Harbour, Aberaeron
In complete contrast were the sun bleached colours of the pebble beach and dunes at Salthouse where we sat and watched the terns wheeling over the sea and disappearing as quickly as they had appeared, maybe heading for the little café on the main road which was full to bursting with folk who, after visiting the modern art installations at the local church were enjoying the local delicacies of crab and samphire.
Sunset, Old Hunstanton
Since our return we have had a friend to stay with us and enjoyed trips locally and now almost completely broke until pay day* we have spent the last week walking, in sections, the Trent and Mersey canal tow path from Barlaston in the south to the Harecastle tunnel in the north, and it has been amazing.
* P announced today that we could live on potatoes and vinegar both of which we seem to have in abundance joking that if it was good enough for Byron then it will do for us. Well, I seem to recall in the film made by Robert Bolt** and starring, if I remember correctly his then wife, Sarah Miles, as Lady Caroline Lamb, much was made of Lord Byron dining on potatoes and vinegar.

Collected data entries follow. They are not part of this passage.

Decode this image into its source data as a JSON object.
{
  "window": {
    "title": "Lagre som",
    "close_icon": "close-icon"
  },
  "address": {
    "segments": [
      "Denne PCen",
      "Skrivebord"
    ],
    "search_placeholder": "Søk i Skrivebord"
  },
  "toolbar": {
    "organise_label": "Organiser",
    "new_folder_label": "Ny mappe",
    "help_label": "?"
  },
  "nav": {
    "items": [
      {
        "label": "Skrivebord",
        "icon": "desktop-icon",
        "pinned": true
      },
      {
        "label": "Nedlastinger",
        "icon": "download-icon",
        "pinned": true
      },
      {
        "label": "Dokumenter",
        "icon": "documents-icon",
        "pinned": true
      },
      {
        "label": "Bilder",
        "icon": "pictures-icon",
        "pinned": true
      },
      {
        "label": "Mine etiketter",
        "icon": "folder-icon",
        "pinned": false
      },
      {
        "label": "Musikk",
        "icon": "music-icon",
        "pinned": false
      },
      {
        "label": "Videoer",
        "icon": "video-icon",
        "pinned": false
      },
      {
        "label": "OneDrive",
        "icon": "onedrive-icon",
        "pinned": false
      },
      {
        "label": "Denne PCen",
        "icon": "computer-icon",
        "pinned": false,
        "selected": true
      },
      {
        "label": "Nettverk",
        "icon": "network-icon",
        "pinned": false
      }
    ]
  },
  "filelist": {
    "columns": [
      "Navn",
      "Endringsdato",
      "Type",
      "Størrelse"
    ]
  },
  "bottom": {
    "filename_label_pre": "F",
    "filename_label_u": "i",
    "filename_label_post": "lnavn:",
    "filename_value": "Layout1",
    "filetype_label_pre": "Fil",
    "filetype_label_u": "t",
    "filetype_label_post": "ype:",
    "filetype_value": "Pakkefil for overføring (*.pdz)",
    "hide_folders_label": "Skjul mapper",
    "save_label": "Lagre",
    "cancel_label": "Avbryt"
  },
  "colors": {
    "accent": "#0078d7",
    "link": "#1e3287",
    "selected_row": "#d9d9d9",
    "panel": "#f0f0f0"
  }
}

** Years ago when I did my English A level we studied the play A Man for All Seasons by Robert Bolt. Even now I still remember two quotes from this play. One is, of course, part of Sir Thomas More's speech at his trial and goes something like “I do none harm, I say none harm and I think none harm and if this be not enough to keep a man alive, in good faith, I long not to live” The other one is when Sir Thomas is visited in prison by his wife who brings him food. I remember this quote rather like I remember the one from Little Women which goes “Is this a slipper I see before me? No, it’s a toasting fork with mother’s slipper on it.” Anyhow, the second quote from A Man for All Seasons is “You still make superlative custard Alice.”